His lordship was not laughing when Elk returned.
“This is terrible, Gordon—terrible! We’re holding a Cabinet on the matter this evening; the Prime Minister has returned to town. This means political ruin for me.”
“You think the Frogs are responsible?”
Lord Farmley’s answer was to pull open the door of the safe. On the inside panel was a white imprint, an exact replica of that which Elk had seen on the door of Mr. Broad’s flat. It was almost impossible for the non-expert to discover how the safe had been opened. It was Elk who showed the fine work that had extracted the handle and had enabled the thieves to shatter the lock by some powerful explosive which nobody in the house had heard.
“They used a silencer,” said Elk. “It’s just as easy to prevent gases escaping too quickly from a lock as it is from a gun barrel. I tell you, there are only two men who could have done this.”
“Who are they?”
“Young Harry Lyme is one—he’s been dead for years. And Saul Morris is the other—and Saul’s dead too.”
“As the work is obviously not that of two dead men, you would be well advised to think of a third,” said his lordship, pardonably annoyed.
Elk shook his head slowly.
“There must be a third, and he’s the cleverest of the lot,” he said, speaking his thoughts aloud. “I know the lot—Wal Cormon, George the Rat, Billy Harp, Ike Velleco, Pheeny Moore—and I’ll take an oath that it wasn’t any of them. This is master work, my lord. It’s the work of a great artist such as we seldom meet nowadays. And I fancy I know who he is.”
Lord Farmley, who had listened as patiently as he could to this rhapsody, stalked from the library soon after, leaving the men alone.
“Captain,” said Elk, walking after the peer and closing the door, “do you happen to know where old Bennett was last night?”
Elk’s tone was careless, but Dick Gordon felt the underlying significance of the question, and for a moment, realizing all that lay behind the question, all that it meant to the girl, who was dearer to him than he had guessed, his breath came more quickly.

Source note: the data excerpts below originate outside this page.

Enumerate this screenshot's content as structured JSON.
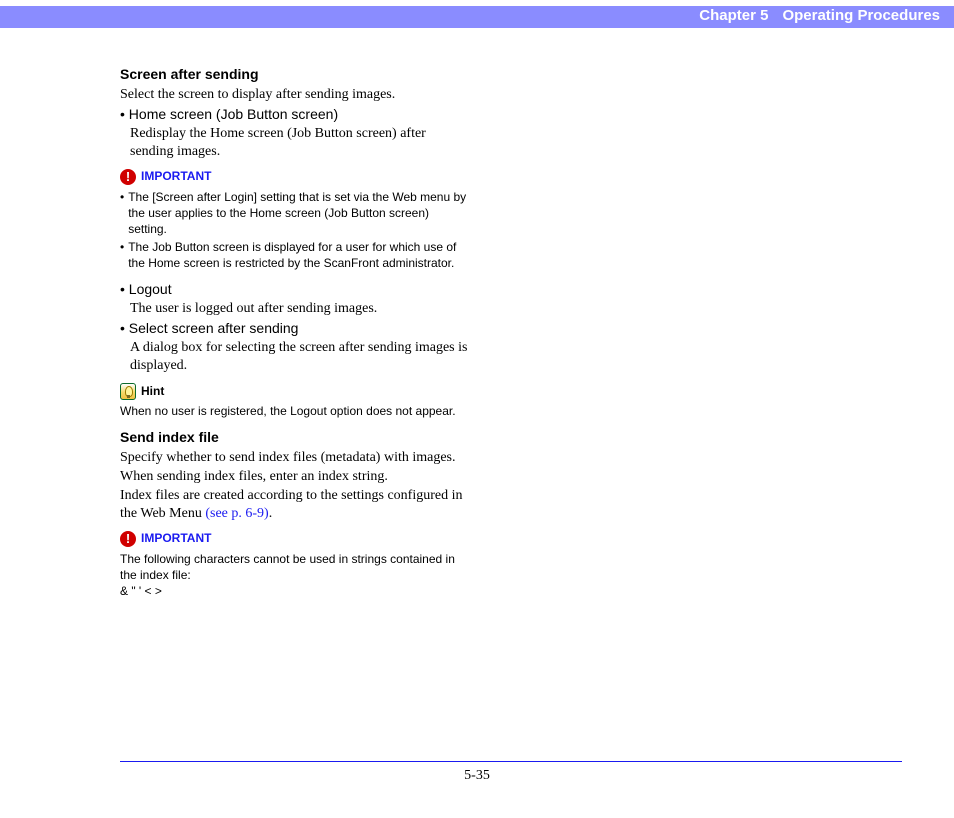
{
  "header": {
    "chapter": "Chapter 5",
    "title": "Operating Procedures"
  },
  "sections": {
    "screenAfterSending": {
      "heading": "Screen after sending",
      "intro": "Select the screen to display after sending images.",
      "homeBulletLabel": "• Home screen (Job Button screen)",
      "homeBulletDesc": "Redisplay the Home screen (Job Button screen) after sending images.",
      "important1": {
        "iconGlyph": "!",
        "label": "IMPORTANT",
        "items": [
          "The [Screen after Login] setting that is set via the Web menu by the user applies to the Home screen (Job Button screen) setting.",
          "The Job Button screen is displayed for a user for which use of the Home screen is restricted by the ScanFront administrator."
        ]
      },
      "logoutBulletLabel": "• Logout",
      "logoutBulletDesc": "The user is logged out after sending images.",
      "selectBulletLabel": "• Select screen after sending",
      "selectBulletDesc": "A dialog box for selecting the screen after sending images is displayed.",
      "hint": {
        "label": "Hint",
        "text": "When no user is registered, the Logout option does not appear."
      }
    },
    "sendIndexFile": {
      "heading": "Send index file",
      "p1": "Specify whether to send index files (metadata) with images.",
      "p2": "When sending index files, enter an index string.",
      "p3_pre": "Index files are created according to the settings configured in the Web Menu ",
      "p3_link": "(see p. 6-9)",
      "p3_post": ".",
      "important2": {
        "iconGlyph": "!",
        "label": "IMPORTANT",
        "line1": "The following characters cannot be used in strings contained in the index file:",
        "line2": "& \" ' < >"
      }
    }
  },
  "footer": {
    "pageNumber": "5-35"
  }
}
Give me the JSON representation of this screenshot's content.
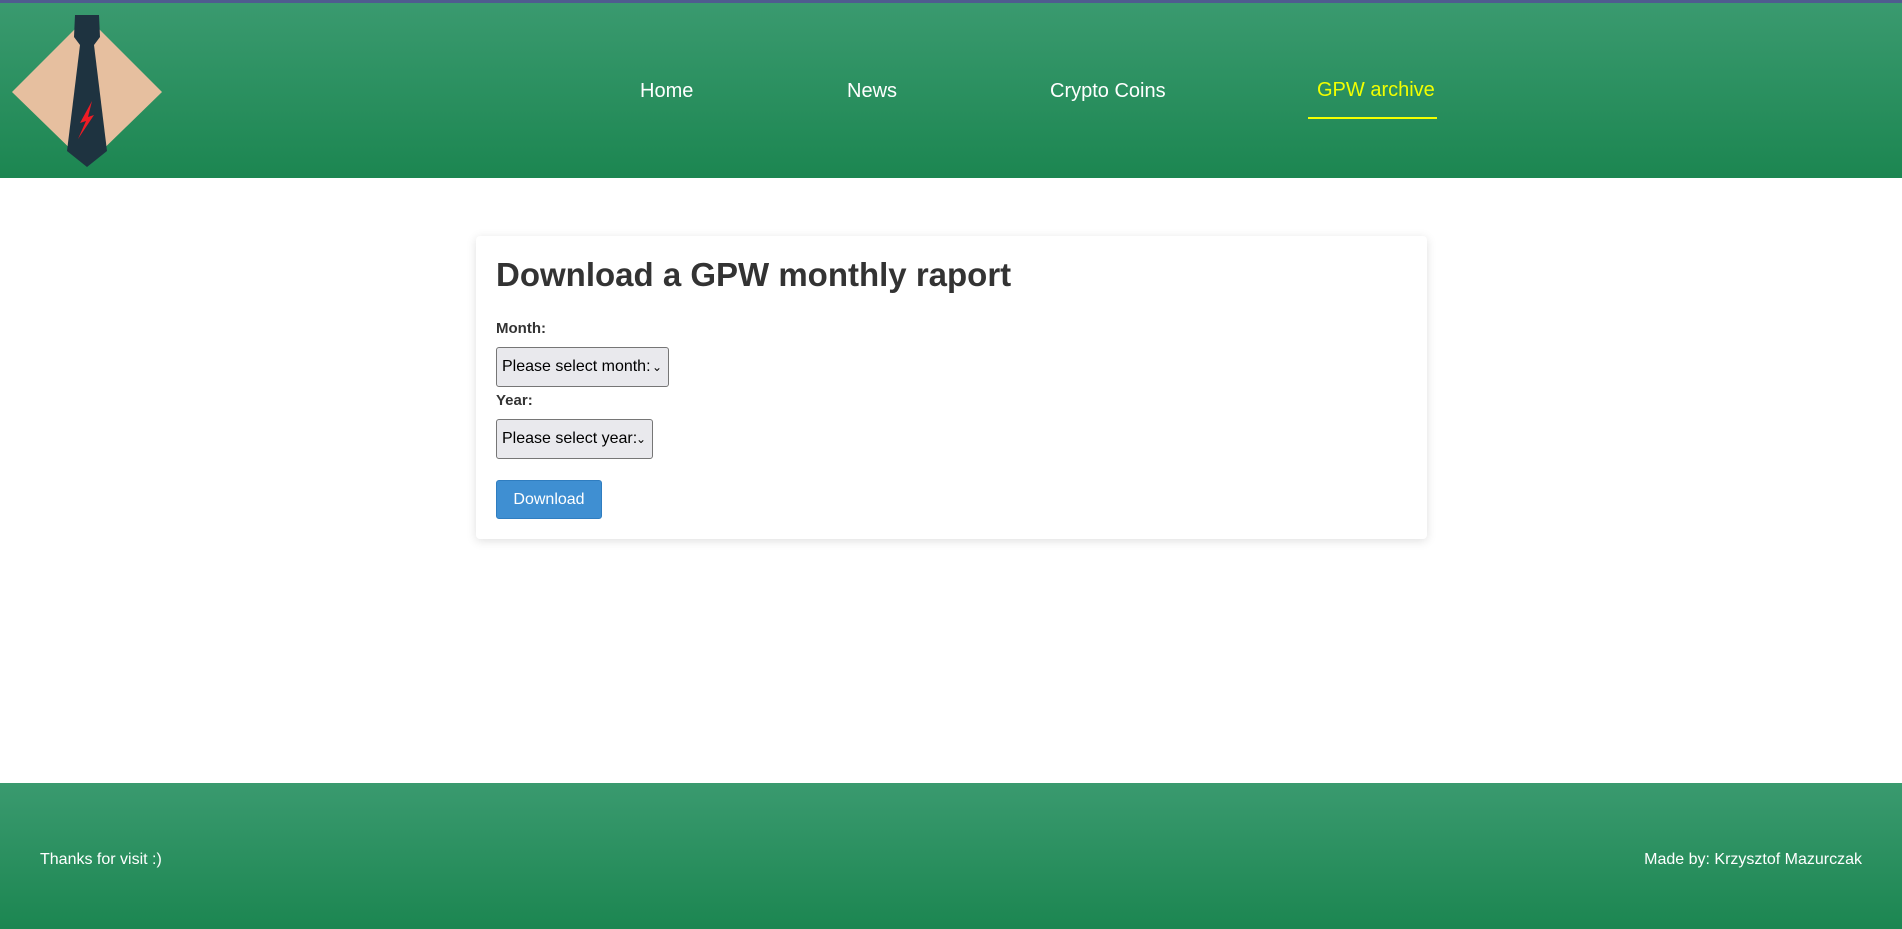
{
  "brand": {
    "logo_icon": "tie-logo-icon"
  },
  "nav": {
    "items": [
      {
        "label": "Home"
      },
      {
        "label": "News"
      },
      {
        "label": "Crypto Coins"
      },
      {
        "label": "GPW archive",
        "active": true
      }
    ]
  },
  "form": {
    "title": "Download a GPW monthly raport",
    "month_label": "Month:",
    "month_select": "Please select month:",
    "year_label": "Year:",
    "year_select": "Please select year:",
    "download_label": "Download"
  },
  "footer": {
    "left": "Thanks for visit :)",
    "right": "Made by: Krzysztof Mazurczak"
  },
  "colors": {
    "header_green": "#2a8f5e",
    "active_nav": "#f2ff00",
    "button_blue": "#3f8fd2"
  }
}
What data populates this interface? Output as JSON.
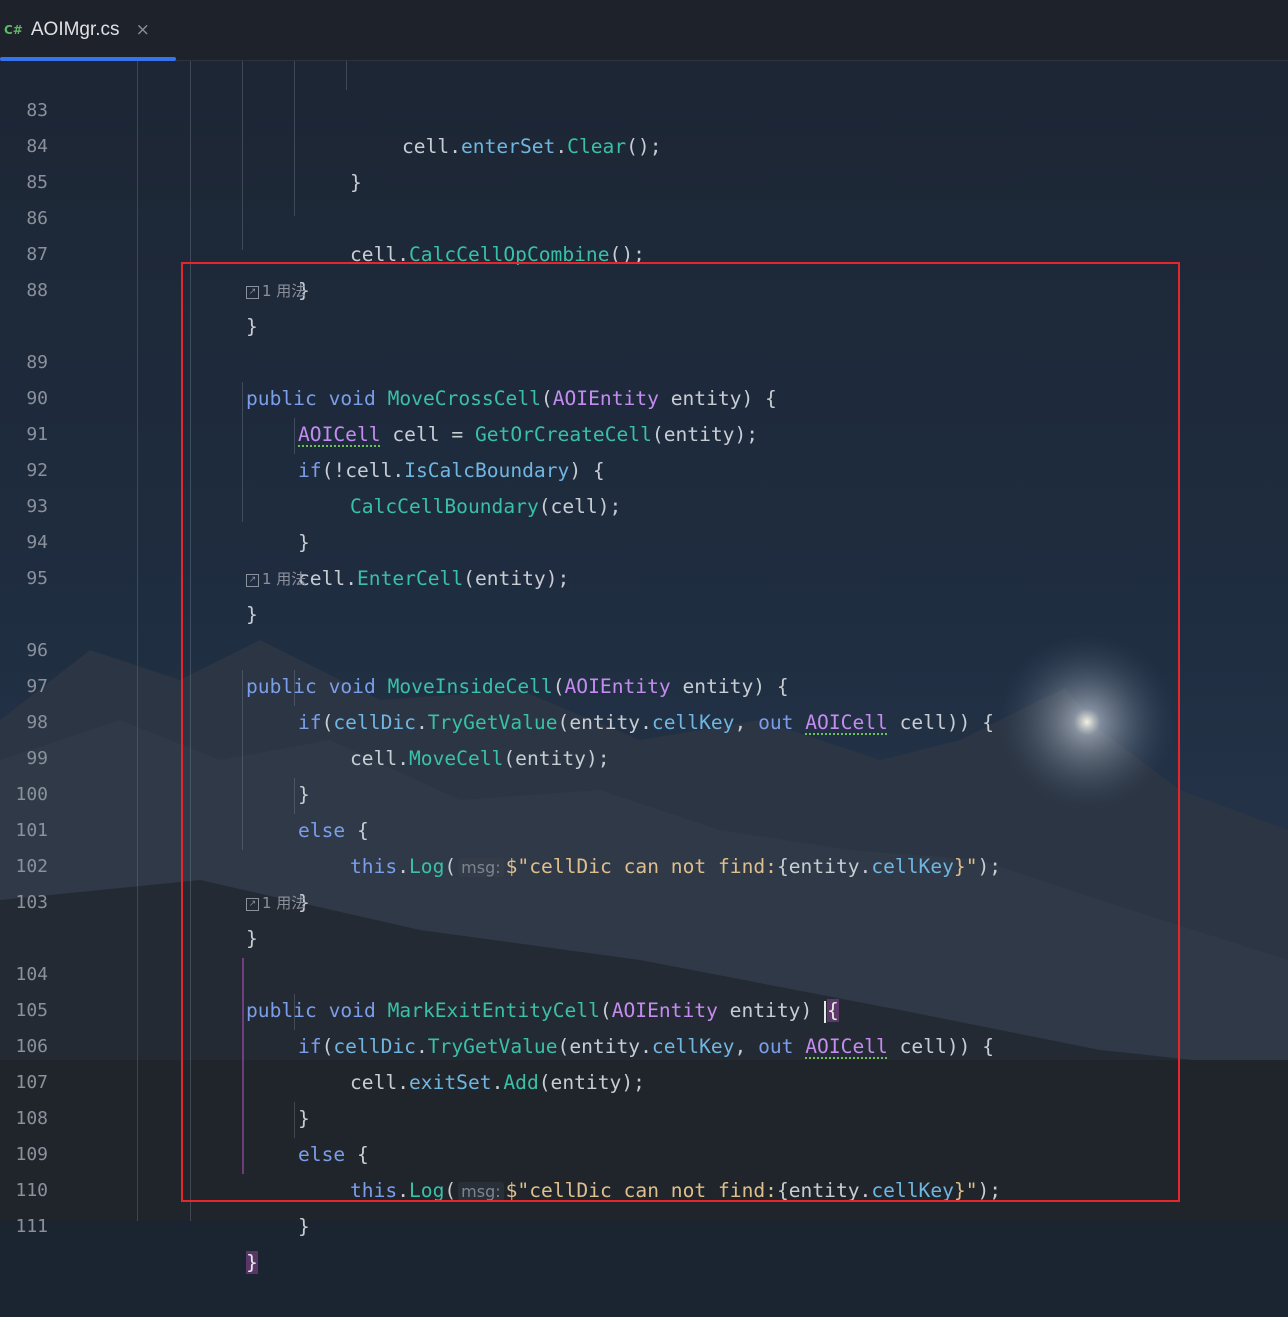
{
  "tab": {
    "language_badge": "C#",
    "title": "AOIMgr.cs",
    "close_icon": "×"
  },
  "editor": {
    "usage_label": "1 用法",
    "hint_label": "msg:",
    "line_numbers": {
      "l83": "83",
      "l84": "84",
      "l85": "85",
      "l86": "86",
      "l87": "87",
      "l88": "88",
      "l89": "89",
      "l90": "90",
      "l91": "91",
      "l92": "92",
      "l93": "93",
      "l94": "94",
      "l95": "95",
      "l96": "96",
      "l97": "97",
      "l98": "98",
      "l99": "99",
      "l100": "100",
      "l101": "101",
      "l102": "102",
      "l103": "103",
      "l104": "104",
      "l105": "105",
      "l106": "106",
      "l107": "107",
      "l108": "108",
      "l109": "109",
      "l110": "110",
      "l111": "111"
    },
    "tokens": {
      "cell": "cell",
      "entity": "entity",
      "this": "this",
      "Log": "Log",
      "public": "public",
      "void": "void",
      "if": "if",
      "else": "else",
      "out": "out",
      "AOIEntity": "AOIEntity",
      "AOICell": "AOICell",
      "cellDic": "cellDic",
      "cellKey": "cellKey",
      "TryGetValue": "TryGetValue",
      "enterSet": "enterSet",
      "Clear": "Clear",
      "CalcCellOpCombine": "CalcCellOpCombine",
      "MoveCrossCell": "MoveCrossCell",
      "GetOrCreateCell": "GetOrCreateCell",
      "IsCalcBoundary": "IsCalcBoundary",
      "CalcCellBoundary": "CalcCellBoundary",
      "EnterCell": "EnterCell",
      "MoveInsideCell": "MoveInsideCell",
      "MoveCell": "MoveCell",
      "MarkExitEntityCell": "MarkExitEntityCell",
      "exitSet": "exitSet",
      "Add": "Add",
      "str_prefix": "$\"cellDic can not find:",
      "str_suffix": "}\""
    }
  },
  "colors": {
    "keyword": "#7a9ee9",
    "method": "#39c0a8",
    "type": "#c48cf0",
    "property": "#70b6e0",
    "string": "#dfbf8c",
    "highlight_box": "#e5262d",
    "tab_underline": "#3574f0"
  }
}
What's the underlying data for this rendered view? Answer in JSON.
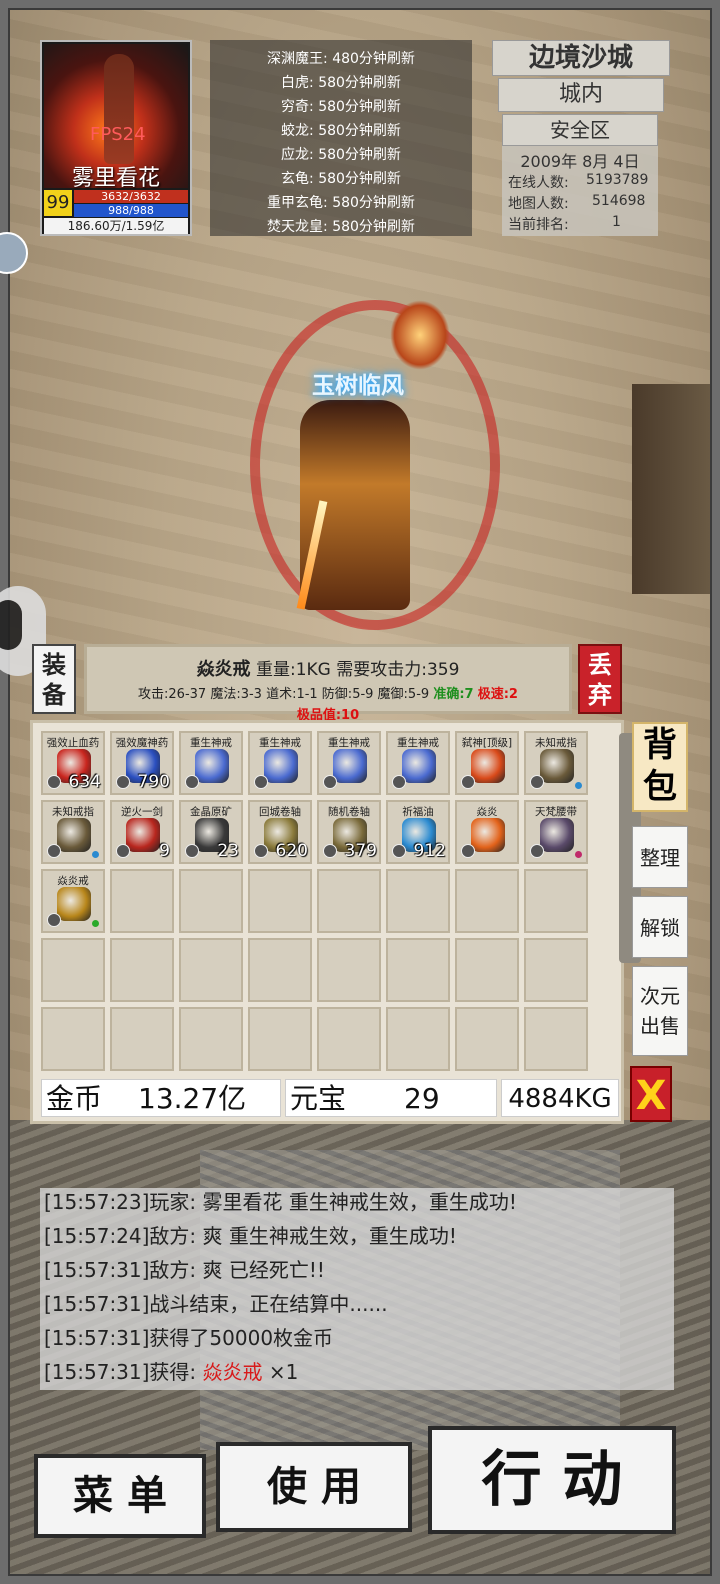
{
  "player": {
    "fps": "FPS24",
    "name": "雾里看花",
    "level": "99",
    "hp": "3632/3632",
    "mp": "988/988",
    "exp": "186.60万/1.59亿"
  },
  "boss_list": [
    "深渊魔王: 480分钟刷新",
    "白虎: 580分钟刷新",
    "穷奇: 580分钟刷新",
    "蛟龙: 580分钟刷新",
    "应龙: 580分钟刷新",
    "玄龟: 580分钟刷新",
    "重甲玄龟: 580分钟刷新",
    "焚天龙皇: 580分钟刷新"
  ],
  "zone": {
    "map": "边境沙城",
    "area": "城内",
    "safety": "安全区",
    "date": "2009年 8月 4日",
    "online_label": "在线人数:",
    "online": "5193789",
    "map_players_label": "地图人数:",
    "map_players": "514698",
    "rank_label": "当前排名:",
    "rank": "1"
  },
  "character_name": "玉树临风",
  "item_info": {
    "equip_label_1": "装",
    "equip_label_2": "备",
    "drop_label_1": "丢",
    "drop_label_2": "弃",
    "name": "焱炎戒",
    "weight": "重量:1KG",
    "requirement": "需要攻击力:359",
    "stats": "攻击:26-37 魔法:3-3 道术:1-1 防御:5-9 魔御:5-9",
    "accuracy": "准确:7",
    "speed": "极速:2",
    "quality": "极品值:10"
  },
  "bag": {
    "items": [
      {
        "name": "强效止血药",
        "count": "634",
        "color": "#c9251e"
      },
      {
        "name": "强效魔神药",
        "count": "790",
        "color": "#2a4fc0"
      },
      {
        "name": "重生神戒",
        "count": "",
        "color": "#4a6ad0"
      },
      {
        "name": "重生神戒",
        "count": "",
        "color": "#4a6ad0"
      },
      {
        "name": "重生神戒",
        "count": "",
        "color": "#4a6ad0"
      },
      {
        "name": "重生神戒",
        "count": "",
        "color": "#4a6ad0"
      },
      {
        "name": "弑神[顶级]",
        "count": "",
        "color": "#d94a1a"
      },
      {
        "name": "未知戒指",
        "count": "",
        "color": "#6a5a3a"
      },
      {
        "name": "未知戒指",
        "count": "",
        "color": "#6a5a3a"
      },
      {
        "name": "逆火一剑",
        "count": "9",
        "color": "#b8261e"
      },
      {
        "name": "金晶原矿",
        "count": "23",
        "color": "#3a3a3a"
      },
      {
        "name": "回城卷轴",
        "count": "620",
        "color": "#8a7a3a"
      },
      {
        "name": "随机卷轴",
        "count": "379",
        "color": "#7a6a3a"
      },
      {
        "name": "祈福油",
        "count": "912",
        "color": "#2a8ad0"
      },
      {
        "name": "焱炎",
        "count": "",
        "color": "#e2621a"
      },
      {
        "name": "天梵腰带",
        "count": "",
        "color": "#5a4a6a"
      },
      {
        "name": "焱炎戒",
        "count": "",
        "color": "#b8861a"
      }
    ],
    "gold_label": "金币",
    "gold": "13.27亿",
    "yuanbao_label": "元宝",
    "yuanbao": "29",
    "weight": "4884KG"
  },
  "side_buttons": {
    "bag_tab_1": "背",
    "bag_tab_2": "包",
    "sort": "整理",
    "unlock": "解锁",
    "sell_1": "次元",
    "sell_2": "出售",
    "close": "X"
  },
  "log": [
    {
      "text": "[15:57:23]玩家: 雾里看花 重生神戒生效，重生成功!",
      "highlight": "",
      "suffix": ""
    },
    {
      "text": "[15:57:24]敌方: 爽 重生神戒生效，重生成功!",
      "highlight": "",
      "suffix": ""
    },
    {
      "text": "[15:57:31]敌方: 爽 已经死亡!!",
      "highlight": "",
      "suffix": ""
    },
    {
      "text": "[15:57:31]战斗结束，正在结算中......",
      "highlight": "",
      "suffix": ""
    },
    {
      "text": "[15:57:31]获得了50000枚金币",
      "highlight": "",
      "suffix": ""
    },
    {
      "text": "[15:57:31]获得: ",
      "highlight": "焱炎戒",
      "suffix": " ×1"
    }
  ],
  "bottom": {
    "menu": "菜 单",
    "use": "使 用",
    "action": "行 动"
  }
}
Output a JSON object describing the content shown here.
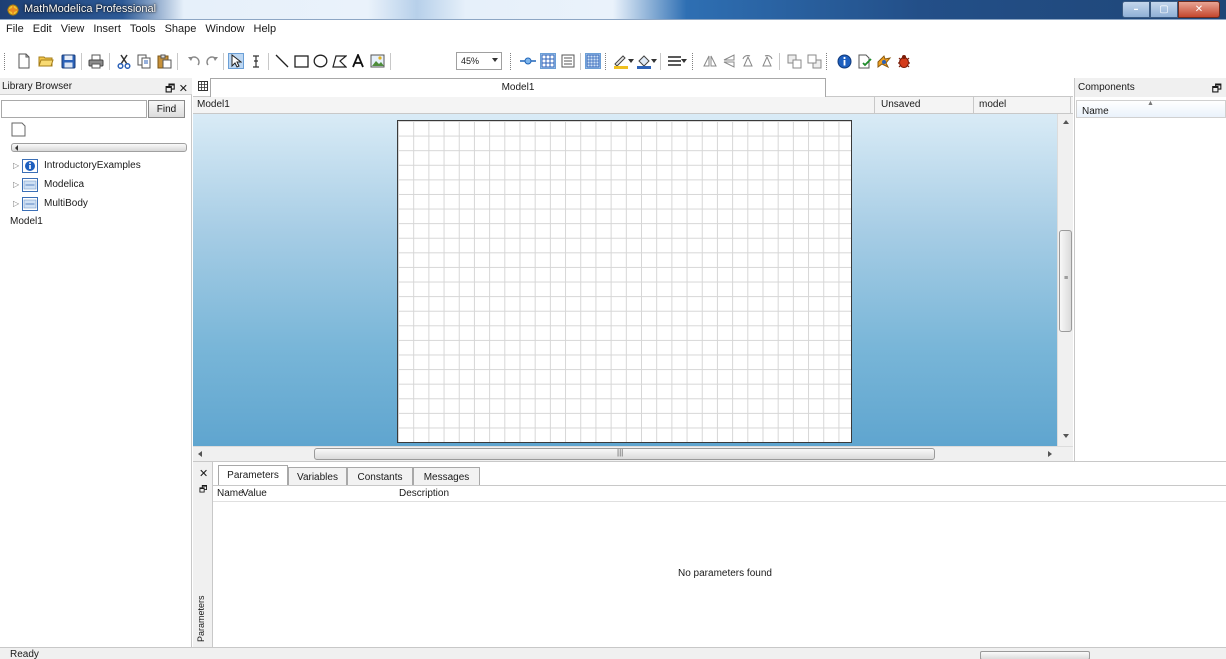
{
  "window": {
    "title": "MathModelica Professional"
  },
  "menu": [
    "File",
    "Edit",
    "View",
    "Insert",
    "Tools",
    "Shape",
    "Window",
    "Help"
  ],
  "toolbar": {
    "zoom": "45%"
  },
  "library_browser": {
    "title": "Library Browser",
    "search_value": "",
    "find_label": "Find",
    "tree": [
      {
        "label": "IntroductoryExamples",
        "icon": "info-icon"
      },
      {
        "label": "Modelica",
        "icon": "library-icon"
      },
      {
        "label": "MultiBody",
        "icon": "library-icon"
      }
    ],
    "model_item": "Model1"
  },
  "editor": {
    "tab_label": "Model1",
    "model_name": "Model1",
    "model_kind": "model",
    "save_state": "Unsaved"
  },
  "components": {
    "title": "Components",
    "column_name": "Name"
  },
  "bottom": {
    "tabs": [
      "Parameters",
      "Variables",
      "Constants",
      "Messages"
    ],
    "columns": [
      "Name",
      "Value",
      "Description"
    ],
    "empty_message": "No parameters found",
    "side_label": "Parameters"
  },
  "status": {
    "text": "Ready"
  }
}
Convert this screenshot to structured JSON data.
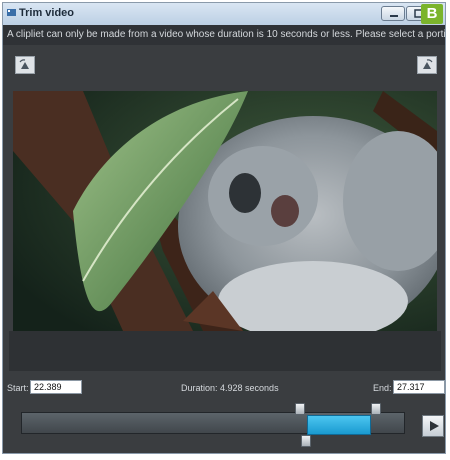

“He was out most of the night,” he said. “Miss Bennett told me that he went away on Friday and did not return until this morning at daybreak. Why?”
Elk took a paper from his pocket, unfolded it slowly and adjusted his glasses.
“I’ve had a man keeping tag of Bennett’s absences from home,” he said slowly. “It was easy, because the woman who goes every morning to clean his house has a wonderful memory. He has been away fifteen times this past year, and every time he has gone there’s been a first-class burglary committed somewhere!”
Dick drew a long breath.
“What are you suggesting?” he asked.
“I’m suggesting,” replied Elk deliberately, “that if Bennett can’t account for his movements on Saturday night, I’m going to pull him in. Saul Morris I’ve never met, nor young Wal Cormon either—they were before I did big work. But if my idea is right, Saul Morris isn’t as dead as he ought to be. I’m going down to see Brother Bennett, and I think perhaps I’ll be doing a bit of resurrecting!”